Psaki, whose last day on the job is Friday, has answered reporters' questions nearly every weekday of the almost 500 days that Biden has been in office. That makes her a top White House communicator and perhaps the administration's most public face after only the president and Vice President Kamala Harris. Her departure could complicate how Biden's message gets out at a critical time for him, at least in the short term.

“Anybody with a brain would want her to stay because she’s so good," said Martha Joynt Kumar, a political science professor emerita at Towson University and director of the White House Transition Project, a nonpartisan group that tries to help streamline the transfer of power from one administration to the next.

Succeeding Psaki is Karine Jean-Pierre, the first Black woman and openly LGBTQ person to be White House press secretary. She takes over as the administration is navigating inflation and Russia’s war with Ukraine, and as the Democratic Party is bracing for November election losses that could erase its control of Congress.

The White House says Jean-Pierre, who has been Psaki's chief deputy, will bring strong personal expertise and personality to the briefing room. She knows Biden well and has been a longtime adviser.

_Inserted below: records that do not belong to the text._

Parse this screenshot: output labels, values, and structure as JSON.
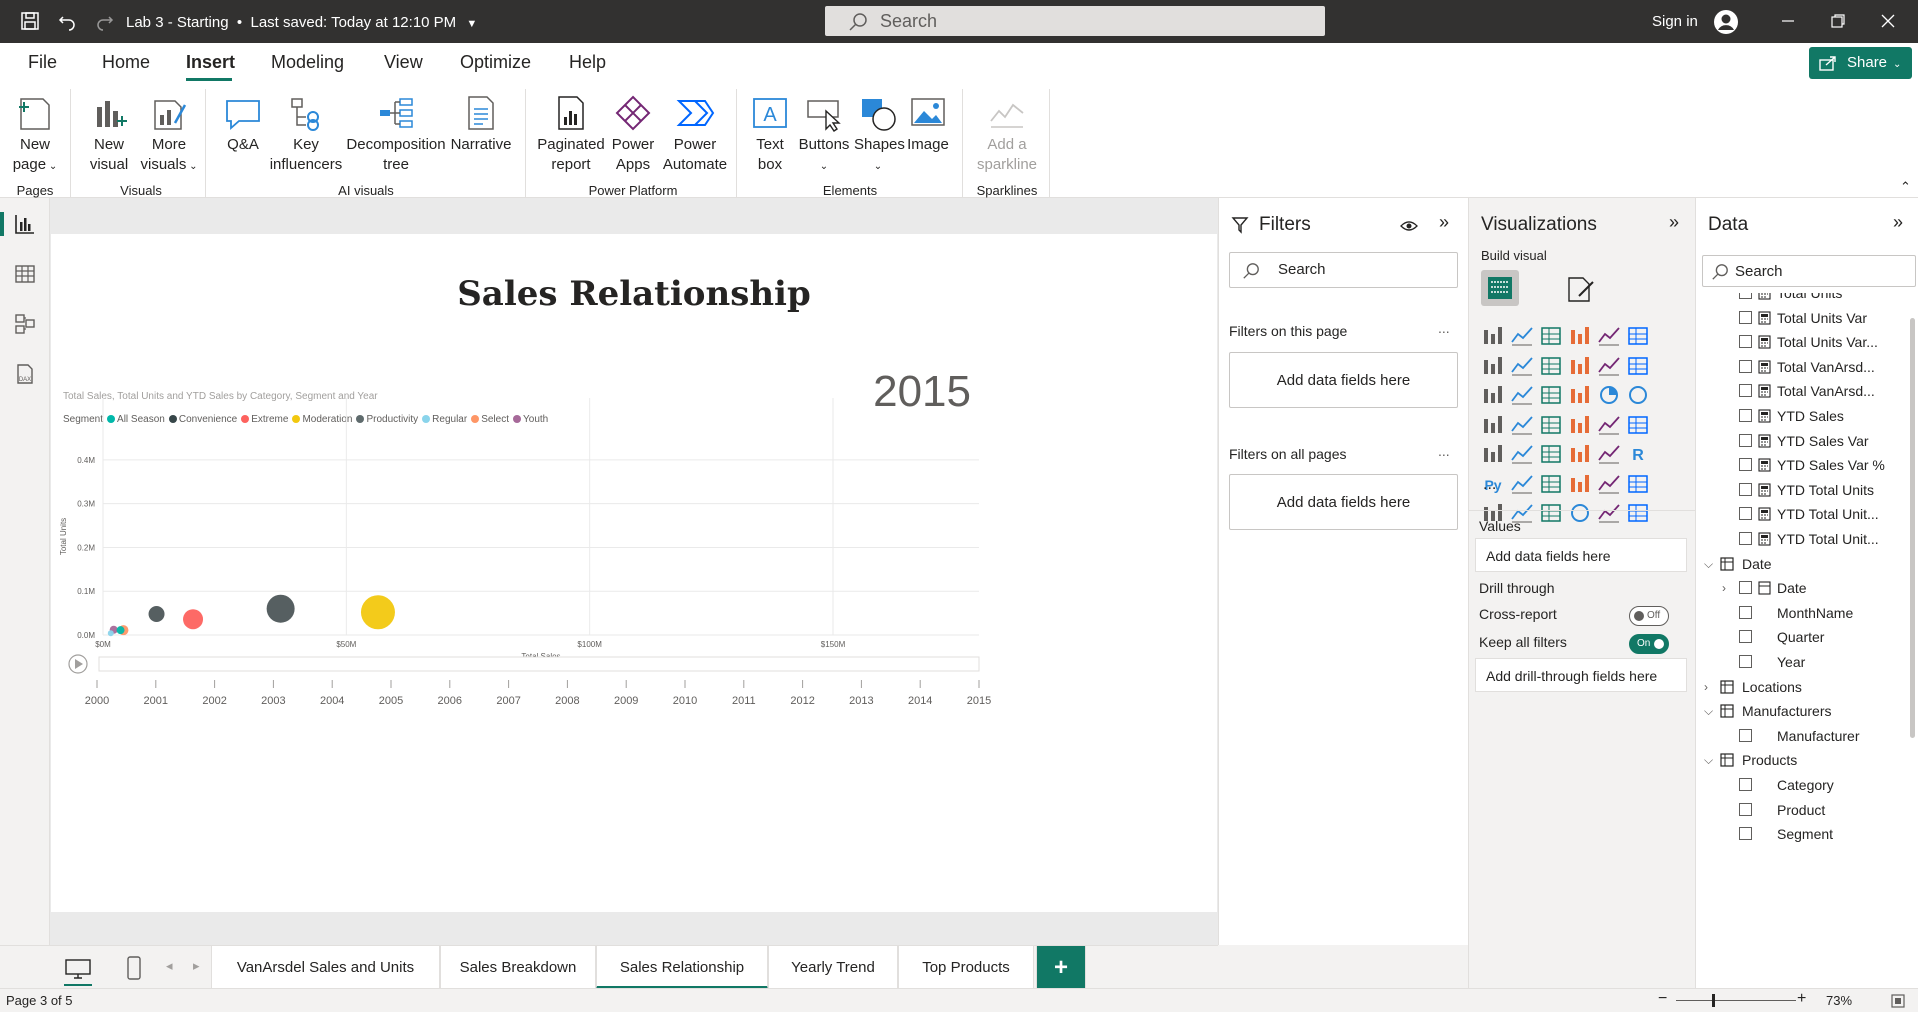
{
  "titlebar": {
    "file_title": "Lab 3 - Starting",
    "save_status": "Last saved: Today at 12:10 PM",
    "search_placeholder": "Search",
    "sign_in": "Sign in"
  },
  "menu": {
    "items": [
      "File",
      "Home",
      "Insert",
      "Modeling",
      "View",
      "Optimize",
      "Help"
    ],
    "active": "Insert",
    "share": "Share"
  },
  "ribbon": {
    "new_page": [
      "New",
      "page"
    ],
    "new_visual": [
      "New",
      "visual"
    ],
    "more_visuals": [
      "More",
      "visuals"
    ],
    "qa": "Q&A",
    "key_influencers": [
      "Key",
      "influencers"
    ],
    "decomposition_tree": [
      "Decomposition",
      "tree"
    ],
    "narrative": "Narrative",
    "paginated_report": [
      "Paginated",
      "report"
    ],
    "power_apps": [
      "Power",
      "Apps"
    ],
    "power_automate": [
      "Power",
      "Automate"
    ],
    "text_box": [
      "Text",
      "box"
    ],
    "buttons": "Buttons",
    "shapes": "Shapes",
    "image": "Image",
    "add_sparkline": [
      "Add a",
      "sparkline"
    ],
    "groups": {
      "pages": "Pages",
      "visuals": "Visuals",
      "ai_visuals": "AI visuals",
      "power_platform": "Power Platform",
      "elements": "Elements",
      "sparklines": "Sparklines"
    }
  },
  "report": {
    "title": "Sales Relationship",
    "chart_subtitle": "Total Sales, Total Units and YTD Sales by Category, Segment and Year",
    "legend_title": "Segment",
    "year_label": "2015"
  },
  "chart_data": {
    "type": "scatter",
    "title": "Total Sales, Total Units and YTD Sales by Category, Segment and Year",
    "xlabel": "Total Sales",
    "ylabel": "Total Units",
    "xlim": [
      0,
      180
    ],
    "ylim": [
      0,
      0.45
    ],
    "x_ticks": [
      "$0M",
      "$50M",
      "$100M",
      "$150M"
    ],
    "x_tick_values": [
      0,
      50,
      100,
      150
    ],
    "y_ticks": [
      "0.0M",
      "0.1M",
      "0.2M",
      "0.3M",
      "0.4M"
    ],
    "y_tick_values": [
      0,
      0.1,
      0.2,
      0.3,
      0.4
    ],
    "legend": [
      {
        "name": "All Season",
        "color": "#01b8aa"
      },
      {
        "name": "Convenience",
        "color": "#374649"
      },
      {
        "name": "Extreme",
        "color": "#fd625e"
      },
      {
        "name": "Moderation",
        "color": "#f2c80f"
      },
      {
        "name": "Productivity",
        "color": "#5f6b6d"
      },
      {
        "name": "Regular",
        "color": "#8ad4eb"
      },
      {
        "name": "Select",
        "color": "#fe9666"
      },
      {
        "name": "Youth",
        "color": "#a66999"
      }
    ],
    "points": [
      {
        "segment": "Convenience",
        "x": 11,
        "y": 0.048,
        "size": 8,
        "color": "#4d5658"
      },
      {
        "segment": "Extreme",
        "x": 18.5,
        "y": 0.036,
        "size": 10,
        "color": "#fd625e"
      },
      {
        "segment": "Productivity",
        "x": 36.5,
        "y": 0.06,
        "size": 14,
        "color": "#4d5658"
      },
      {
        "segment": "Moderation",
        "x": 56.5,
        "y": 0.052,
        "size": 17,
        "color": "#f2c80f"
      },
      {
        "segment": "Youth",
        "x": 2.2,
        "y": 0.012,
        "size": 4,
        "color": "#a66999"
      },
      {
        "segment": "Select",
        "x": 4.2,
        "y": 0.011,
        "size": 5,
        "color": "#fe9666"
      },
      {
        "segment": "Regular",
        "x": 1.6,
        "y": 0.004,
        "size": 3,
        "color": "#8ad4eb"
      },
      {
        "segment": "All Season",
        "x": 3.6,
        "y": 0.011,
        "size": 4,
        "color": "#01b8aa"
      }
    ],
    "play_axis": {
      "years": [
        "2000",
        "2001",
        "2002",
        "2003",
        "2004",
        "2005",
        "2006",
        "2007",
        "2008",
        "2009",
        "2010",
        "2011",
        "2012",
        "2013",
        "2014",
        "2015"
      ],
      "current": "2015"
    }
  },
  "filters": {
    "title": "Filters",
    "search_placeholder": "Search",
    "on_this_page": "Filters on this page",
    "on_all_pages": "Filters on all pages",
    "add_fields": "Add data fields here",
    "more": "..."
  },
  "visualizations": {
    "title": "Visualizations",
    "build_visual": "Build visual",
    "values": "Values",
    "add_fields": "Add data fields here",
    "drill_through": "Drill through",
    "cross_report": "Cross-report",
    "cross_report_state": "Off",
    "keep_all_filters": "Keep all filters",
    "keep_all_state": "On",
    "add_drill": "Add drill-through fields here",
    "more": "..."
  },
  "data": {
    "title": "Data",
    "search_placeholder": "Search",
    "items": [
      {
        "label": "Total Units",
        "level": 2,
        "kind": "measure"
      },
      {
        "label": "Total Units Var",
        "level": 2,
        "kind": "measure"
      },
      {
        "label": "Total Units Var...",
        "level": 2,
        "kind": "measure"
      },
      {
        "label": "Total VanArsd...",
        "level": 2,
        "kind": "measure"
      },
      {
        "label": "Total VanArsd...",
        "level": 2,
        "kind": "measure"
      },
      {
        "label": "YTD Sales",
        "level": 2,
        "kind": "measure"
      },
      {
        "label": "YTD Sales Var",
        "level": 2,
        "kind": "measure"
      },
      {
        "label": "YTD Sales Var %",
        "level": 2,
        "kind": "measure"
      },
      {
        "label": "YTD Total Units",
        "level": 2,
        "kind": "measure"
      },
      {
        "label": "YTD Total Unit...",
        "level": 2,
        "kind": "measure"
      },
      {
        "label": "YTD Total Unit...",
        "level": 2,
        "kind": "measure"
      },
      {
        "label": "Date",
        "level": 1,
        "kind": "table-open"
      },
      {
        "label": "Date",
        "level": 2,
        "kind": "hierarchy"
      },
      {
        "label": "MonthName",
        "level": 2,
        "kind": "field"
      },
      {
        "label": "Quarter",
        "level": 2,
        "kind": "field"
      },
      {
        "label": "Year",
        "level": 2,
        "kind": "field"
      },
      {
        "label": "Locations",
        "level": 1,
        "kind": "table-closed"
      },
      {
        "label": "Manufacturers",
        "level": 1,
        "kind": "table-open"
      },
      {
        "label": "Manufacturer",
        "level": 2,
        "kind": "field"
      },
      {
        "label": "Products",
        "level": 1,
        "kind": "table-open"
      },
      {
        "label": "Category",
        "level": 2,
        "kind": "field"
      },
      {
        "label": "Product",
        "level": 2,
        "kind": "field"
      },
      {
        "label": "Segment",
        "level": 2,
        "kind": "field"
      }
    ]
  },
  "tabs": {
    "items": [
      "VanArsdel Sales and Units",
      "Sales Breakdown",
      "Sales Relationship",
      "Yearly Trend",
      "Top Products"
    ],
    "active": "Sales Relationship",
    "add": "+"
  },
  "status": {
    "page": "Page 3 of 5",
    "zoom": "73%"
  },
  "colors": {
    "accent": "#117865",
    "titlebar": "#323130"
  }
}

“I’ve had the honor of working with many White House press secretaries and no one has done the job as well as Jen Psaki," White House chief of staff Ron Klain, a veteran of the Obama and Clinton administrations, said in a statement. "I will miss her terribly as a colleague and friend, but I know we are in great hands with Karine following her lead.”

Psaki has not denied reports she is heading to MSNBC, where on-air personalities are mostly sympathetic to Biden and where Jean-Pierre herself is a former analyst. Such a move will do little to alter perceptions of Psaki on the left or right. Democrats see her as a champion of their causes; conservatives says she is standoffish.

Groups cheering Psaki are common across social media, including #Psakibomb, which has more than 22 million views on TikTok. Psaki’s sisters wore sweatshirts with the slogan during family Zoom calls, though it was more about gently poking fun at their sibling than making a political statement

But Psaki angered Republicans by likening the party's supporters who adhere to Trump's fabrications about the 2020 election to “silent lemmings. ” When she quipped early in her tenure that she did not know who at the White House could answer questions about Space Force, House Republicans said she was belittling a new branch of the armed services that is working to counter Chinese threats.

More recently, Sarah Huckabee Sanders, a former Trump press secretary now running for Arkansas governor, said Psaki's failure to urge people to stop protesting outside the homes of judges represented “mind-boggling hypocrisy." A New York Post columnist called Psaki “the condescending face of the Biden administration.”

Colleagues say Psaki is an encouraging and selfless office leader who digs deep into policy, seeking an understanding that goes far beyond talking points. Psaki begins her mornings writing long, sometimes predawn emails to her staff, laying out what news is likely to drive the day. She later holds pre-briefing prep sessions, which are often long enough to be interrupted by other meetings, where White House press staffers assigned to track different issues talk about major themes in their areas.

“At the end of the day, she is a policy wonk," said Jeff Zients, Biden's former COVID-⁠19 response coordinator. He called her a “once in a generation talent” adept in both policy and communication.

“She is intellectually curious, she asks the right questions and doesn’t stop asking questions until she’s satisfied that she’s gotten to the bottom of the issue,” he said.

A 43-year-old native of Stamford, Connecticut, Psaki is the mother of children ages 6 and 4. She served as State Department spokesperson as well as deputy press secretary and White House communications director for President Barack Obama. Facing reporters mere hours after Biden was sworn in on Jan. 20, 2021, Psaki stressed the importance of “bringing truth and transparency back to the briefing room.”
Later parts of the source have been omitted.